De lombre à la lumière dorée

Avec Moustache gracias, Jeannine Unsen rompt un silence. Elle donne corps et voix à un moment charnière de la vie des femmes rarement mis en images: la périménopause. Cette période de transition hormonale avant la ménopause est marquée par des cycles irréguliers, des symptômes physiques et émotionnels variables, pouvant durer jusqu’à dix ans… Inspirée par les enseignements de la Red School, l’artiste visuelle traduit les cinq étapes de cette traversée en un parcours sensible fait de textures, de couleurs, de sons et de gestes, un chemin entre expérience intime et partage collectif. 

Dès l’entrée, une silhouette majestueuse se dresse dans un paysage nocturne, drapée de lumière. Gardienne des forces anciennes, elle n’impose rien mais veille, invitant chacun·e à franchir le seuil. Sur le mur, une phrase résonne : « En l’absence d’amour et d’appartenance, il y a toujours souffrance. » Jeannine Unsen invite à un voyage engagé, qui revisite des savoirs oubliés et appelle à retrouver une énergie féminine universelle, précieuse et créatrice.

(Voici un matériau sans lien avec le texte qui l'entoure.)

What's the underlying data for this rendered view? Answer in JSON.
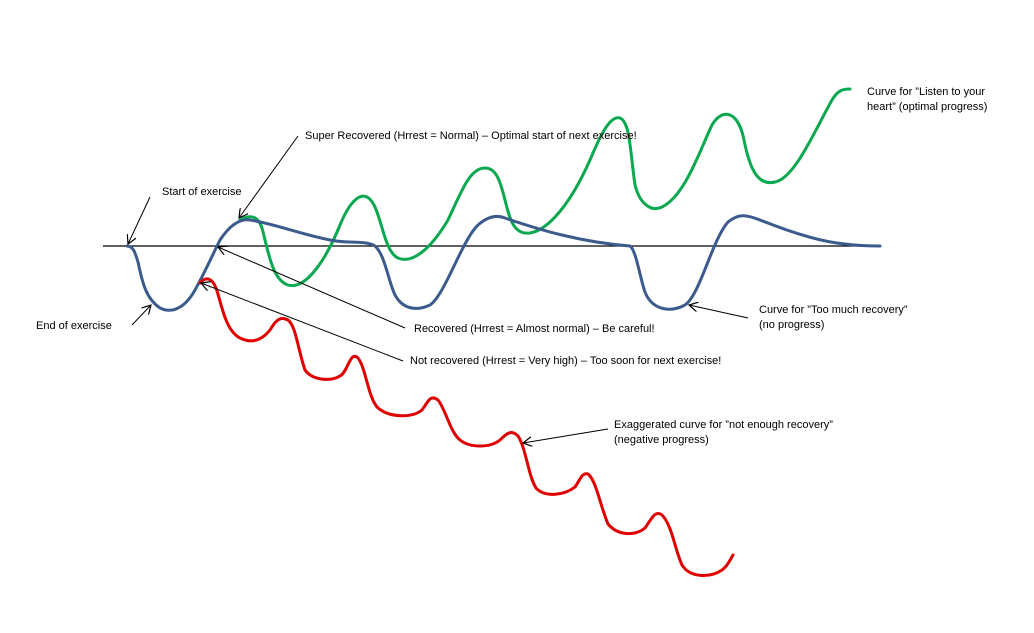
{
  "labels": {
    "start_of_exercise": "Start of exercise",
    "end_of_exercise": "End of exercise",
    "super_recovered": "Super Recovered  (Hrrest = Normal) – Optimal start of next exercise!",
    "recovered": "Recovered  (Hrrest = Almost normal) – Be careful!",
    "not_recovered": "Not recovered (Hrrest = Very high) – Too soon for next exercise!",
    "listen_line1": "Curve for ”Listen to your",
    "listen_line2": "heart” (optimal progress)",
    "too_much_line1": "Curve for ”Too much recovery”",
    "too_much_line2": "(no progress)",
    "not_enough_line1": "Exaggerated curve for ”not enough recovery”",
    "not_enough_line2": "(negative progress)"
  },
  "colors": {
    "green": "#0aa84f",
    "blue": "#3b5b8c",
    "red": "#e00000",
    "baseline": "#000000",
    "arrow": "#000000"
  }
}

Avant d’entrer dans la première salle d’exposition, une bibliothèque nomade présente les ouvrages qui ont nourri les recherches de l’artiste. Ces références, enrichies par des suggestions venues des femmes associées au projet, offrent un point d’ancrage, une carte vivante pour s’informer et échanger.

La première salle, Trahison, frappe comme une secousse. Une photographie monumentale aspire le regard : un corps retenu par un long tissu vacille entre entrave et libération. Les murs bordeaux, profonds et denses, reflètent le vertige des débuts de la périménopause, ce moment où le corps en mutation impose sa vérité, tandis que la société reste muette ou maladroite.

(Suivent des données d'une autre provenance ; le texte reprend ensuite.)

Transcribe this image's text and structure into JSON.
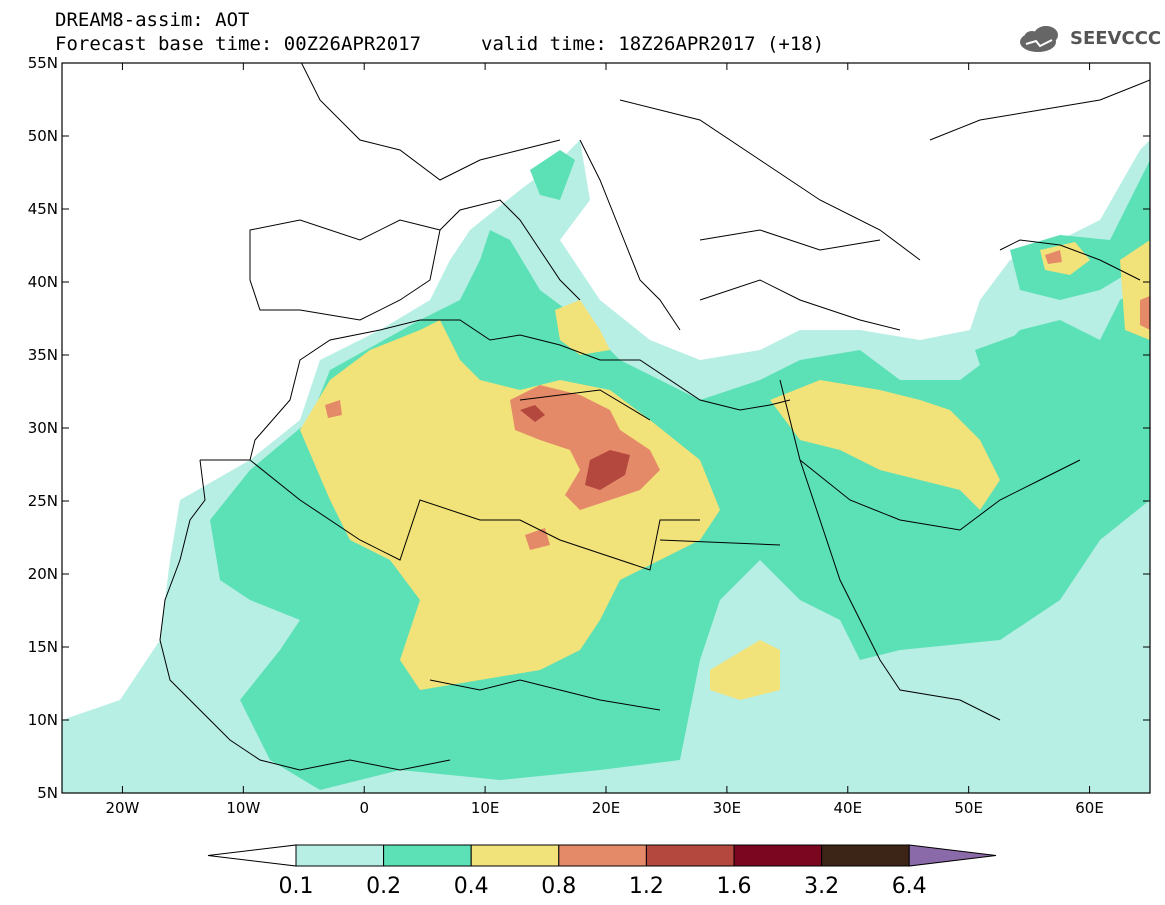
{
  "header": {
    "line1": "DREAM8-assim: AOT",
    "line2": "Forecast base time: 00Z26APR2017",
    "valid": "valid time: 18Z26APR2017 (+18)"
  },
  "logo": {
    "text": "SEEVCCC",
    "icon": "cloud-icon"
  },
  "map": {
    "lon_labels": [
      "20W",
      "10W",
      "0",
      "10E",
      "20E",
      "30E",
      "40E",
      "50E",
      "60E"
    ],
    "lat_labels": [
      "55N",
      "50N",
      "45N",
      "40N",
      "35N",
      "30N",
      "25N",
      "20N",
      "15N",
      "10N",
      "5N"
    ],
    "lon_range": [
      -25,
      65
    ],
    "lat_range": [
      5,
      55
    ]
  },
  "colorbar": {
    "labels": [
      "0.1",
      "0.2",
      "0.4",
      "0.8",
      "1.2",
      "1.6",
      "3.2",
      "6.4"
    ],
    "colors": [
      "#ffffff",
      "#b8efe5",
      "#5ce0b5",
      "#f2e27a",
      "#e58a68",
      "#b5483e",
      "#7a0620",
      "#3c2416",
      "#8a6aa8"
    ]
  },
  "colors": {
    "light": "#b8efe5",
    "green": "#5ce0b5",
    "yellow": "#f2e27a",
    "orange": "#e58a68",
    "red": "#b5483e"
  }
}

Puis vient Abandon. La lumière se tamise, les sons se déposent comme un souffle. L’espace se resserre en un cocon de douceur : un temps de retrait, d’écoute, d’immobilité fertile avant la renaissance. Dans cette grotte protectrice, le loup, animal totem de la phase, veille en tant que symbole d’une force intérieure qui se tient dans le calme.

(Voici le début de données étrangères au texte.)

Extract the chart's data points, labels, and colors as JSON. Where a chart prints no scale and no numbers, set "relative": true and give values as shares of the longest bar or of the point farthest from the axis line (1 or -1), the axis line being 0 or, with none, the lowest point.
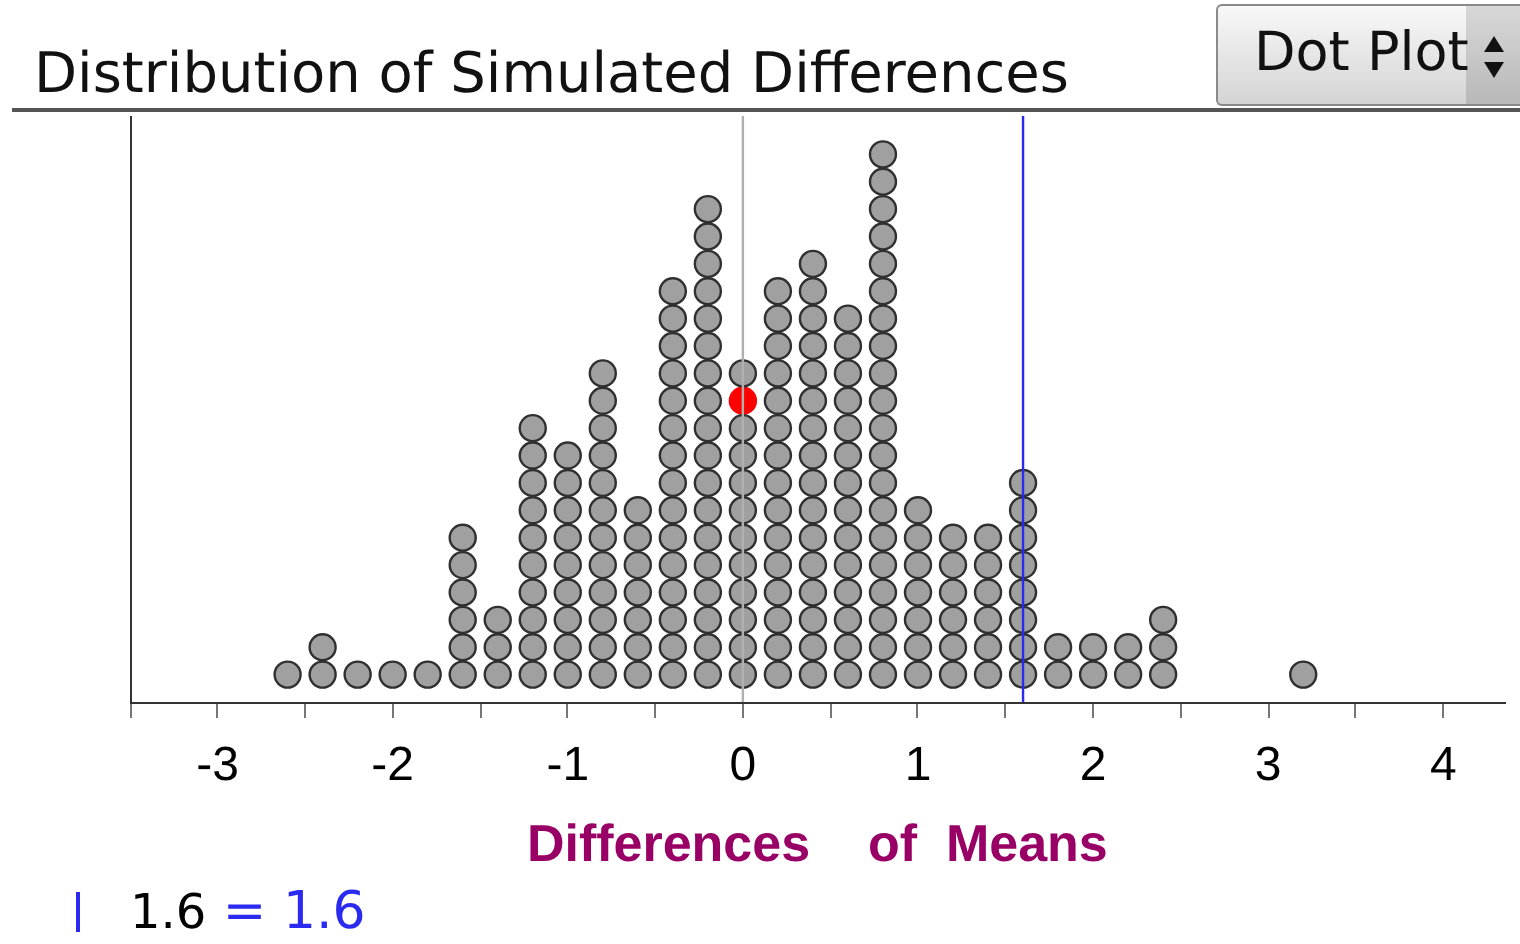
{
  "chart_data": {
    "type": "scatter",
    "title": "Distribution of Simulated Differences",
    "xlabel": "Differences    of  Means",
    "annotations": [
      "Dot Plot"
    ],
    "relative": true,
    "marker": "circle",
    "xlim": [
      -3.5,
      4.35
    ],
    "xticks": [
      {
        "value": -3.5,
        "label": null
      },
      -3,
      {
        "value": -2.5,
        "label": null
      },
      -2,
      {
        "value": -1.5,
        "label": null
      },
      -1,
      {
        "value": -0.5,
        "label": null
      },
      0,
      {
        "value": 0.5,
        "label": null
      },
      1,
      {
        "value": 1.5,
        "label": null
      },
      2,
      {
        "value": 2.5,
        "label": null
      },
      3,
      {
        "value": 3.5,
        "label": null
      },
      4
    ],
    "series": [
      {
        "color": "#a0a0a0",
        "x": [
          -2.6,
          -2.4,
          -2.4,
          -2.2,
          -2,
          -1.8,
          -1.6,
          -1.6,
          -1.6,
          -1.6,
          -1.6,
          -1.6,
          -1.4,
          -1.4,
          -1.4,
          -1.2,
          -1.2,
          -1.2,
          -1.2,
          -1.2,
          -1.2,
          -1.2,
          -1.2,
          -1.2,
          -1.2,
          -1,
          -1,
          -1,
          -1,
          -1,
          -1,
          -1,
          -1,
          -1,
          -0.8,
          -0.8,
          -0.8,
          -0.8,
          -0.8,
          -0.8,
          -0.8,
          -0.8,
          -0.8,
          -0.8,
          -0.8,
          -0.8,
          -0.6,
          -0.6,
          -0.6,
          -0.6,
          -0.6,
          -0.6,
          -0.6,
          -0.4,
          -0.4,
          -0.4,
          -0.4,
          -0.4,
          -0.4,
          -0.4,
          -0.4,
          -0.4,
          -0.4,
          -0.4,
          -0.4,
          -0.4,
          -0.4,
          -0.4,
          -0.2,
          -0.2,
          -0.2,
          -0.2,
          -0.2,
          -0.2,
          -0.2,
          -0.2,
          -0.2,
          -0.2,
          -0.2,
          -0.2,
          -0.2,
          -0.2,
          -0.2,
          -0.2,
          -0.2,
          -0.2,
          0,
          0,
          0,
          0,
          0,
          0,
          0,
          0,
          0,
          0,
          0,
          0.2,
          0.2,
          0.2,
          0.2,
          0.2,
          0.2,
          0.2,
          0.2,
          0.2,
          0.2,
          0.2,
          0.2,
          0.2,
          0.2,
          0.2,
          0.4,
          0.4,
          0.4,
          0.4,
          0.4,
          0.4,
          0.4,
          0.4,
          0.4,
          0.4,
          0.4,
          0.4,
          0.4,
          0.4,
          0.4,
          0.4,
          0.6,
          0.6,
          0.6,
          0.6,
          0.6,
          0.6,
          0.6,
          0.6,
          0.6,
          0.6,
          0.6,
          0.6,
          0.6,
          0.6,
          0.8,
          0.8,
          0.8,
          0.8,
          0.8,
          0.8,
          0.8,
          0.8,
          0.8,
          0.8,
          0.8,
          0.8,
          0.8,
          0.8,
          0.8,
          0.8,
          0.8,
          0.8,
          0.8,
          0.8,
          1,
          1,
          1,
          1,
          1,
          1,
          1,
          1.2,
          1.2,
          1.2,
          1.2,
          1.2,
          1.2,
          1.4,
          1.4,
          1.4,
          1.4,
          1.4,
          1.4,
          1.6,
          1.6,
          1.6,
          1.6,
          1.6,
          1.6,
          1.6,
          1.6,
          1.8,
          1.8,
          2,
          2,
          2.2,
          2.2,
          2.4,
          2.4,
          2.4,
          3.2
        ],
        "values": [
          0.05,
          0.05,
          0.1,
          0.05,
          0.05,
          0.05,
          0.05,
          0.1,
          0.15,
          0.2,
          0.25,
          0.3,
          0.05,
          0.1,
          0.15,
          0.05,
          0.1,
          0.15,
          0.2,
          0.25,
          0.3,
          0.35,
          0.4,
          0.45,
          0.5,
          0.05,
          0.1,
          0.15,
          0.2,
          0.25,
          0.3,
          0.35,
          0.4,
          0.45,
          0.05,
          0.1,
          0.15,
          0.2,
          0.25,
          0.3,
          0.35,
          0.4,
          0.45,
          0.5,
          0.55,
          0.6,
          0.05,
          0.1,
          0.15,
          0.2,
          0.25,
          0.3,
          0.35,
          0.05,
          0.1,
          0.15,
          0.2,
          0.25,
          0.3,
          0.35,
          0.4,
          0.45,
          0.5,
          0.55,
          0.6,
          0.65,
          0.7,
          0.75,
          0.05,
          0.1,
          0.15,
          0.2,
          0.25,
          0.3,
          0.35,
          0.4,
          0.45,
          0.5,
          0.55,
          0.6,
          0.65,
          0.7,
          0.75,
          0.8,
          0.85,
          0.9,
          0.05,
          0.1,
          0.15,
          0.2,
          0.25,
          0.3,
          0.35,
          0.4,
          0.45,
          0.5,
          0.6,
          0.05,
          0.1,
          0.15,
          0.2,
          0.25,
          0.3,
          0.35,
          0.4,
          0.45,
          0.5,
          0.55,
          0.6,
          0.65,
          0.7,
          0.75,
          0.05,
          0.1,
          0.15,
          0.2,
          0.25,
          0.3,
          0.35,
          0.4,
          0.45,
          0.5,
          0.55,
          0.6,
          0.65,
          0.7,
          0.75,
          0.8,
          0.05,
          0.1,
          0.15,
          0.2,
          0.25,
          0.3,
          0.35,
          0.4,
          0.45,
          0.5,
          0.55,
          0.6,
          0.65,
          0.7,
          0.05,
          0.1,
          0.15,
          0.2,
          0.25,
          0.3,
          0.35,
          0.4,
          0.45,
          0.5,
          0.55,
          0.6,
          0.65,
          0.7,
          0.75,
          0.8,
          0.85,
          0.9,
          0.95,
          1,
          0.05,
          0.1,
          0.15,
          0.2,
          0.25,
          0.3,
          0.35,
          0.05,
          0.1,
          0.15,
          0.2,
          0.25,
          0.3,
          0.05,
          0.1,
          0.15,
          0.2,
          0.25,
          0.3,
          0.05,
          0.1,
          0.15,
          0.2,
          0.25,
          0.3,
          0.35,
          0.4,
          0.05,
          0.1,
          0.05,
          0.1,
          0.05,
          0.1,
          0.05,
          0.1,
          0.15,
          0.05
        ]
      },
      {
        "color": "#ff0000",
        "x": [
          0
        ],
        "values": [
          0.55
        ]
      }
    ],
    "ref_lines": [
      {
        "axis": "x",
        "value": 0,
        "color": "#b0b0b0"
      },
      {
        "axis": "x",
        "value": 1.6,
        "label": "1.6 = 1.6",
        "color": "#2a2af0"
      }
    ]
  }
}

Un éclat soudain introduit Révélation. Des assiettes accrochées, témoins des gestes domestiques, se métamorphosent en miroirs de mémoire. Une procession de gardiennes voilées, vêtues de couleurs vibrantes, évoque les savoirs anciens et les transmissions omises. « Ce dont nous avons besoin, » dit l’artiste, « était déjà là, inscrit dans nos veines. Il suffit de se souvenir. » Le corps est prêt à refaire entrer la lumière, tout en douceur, il réapprend à recevoir.

Présence installe un temps suspendu. Sur les murs, des questions brodées en nuances charnelles de rouge et de rose se détachent sous une lumière dorée. « Est-ce que ta vie t’a apporté de la joie ? Est-ce qu’elle a apporté de la joie aux autres ? ». Assis·e face à ces mots, chacun·e se laisse traverser par leur résonance, dans un espace propice à la clarté et au recentrage. L’aigle, animal totem de cette phase, plane en silence, porteur d’une vision élargie, dégagée des contraintes.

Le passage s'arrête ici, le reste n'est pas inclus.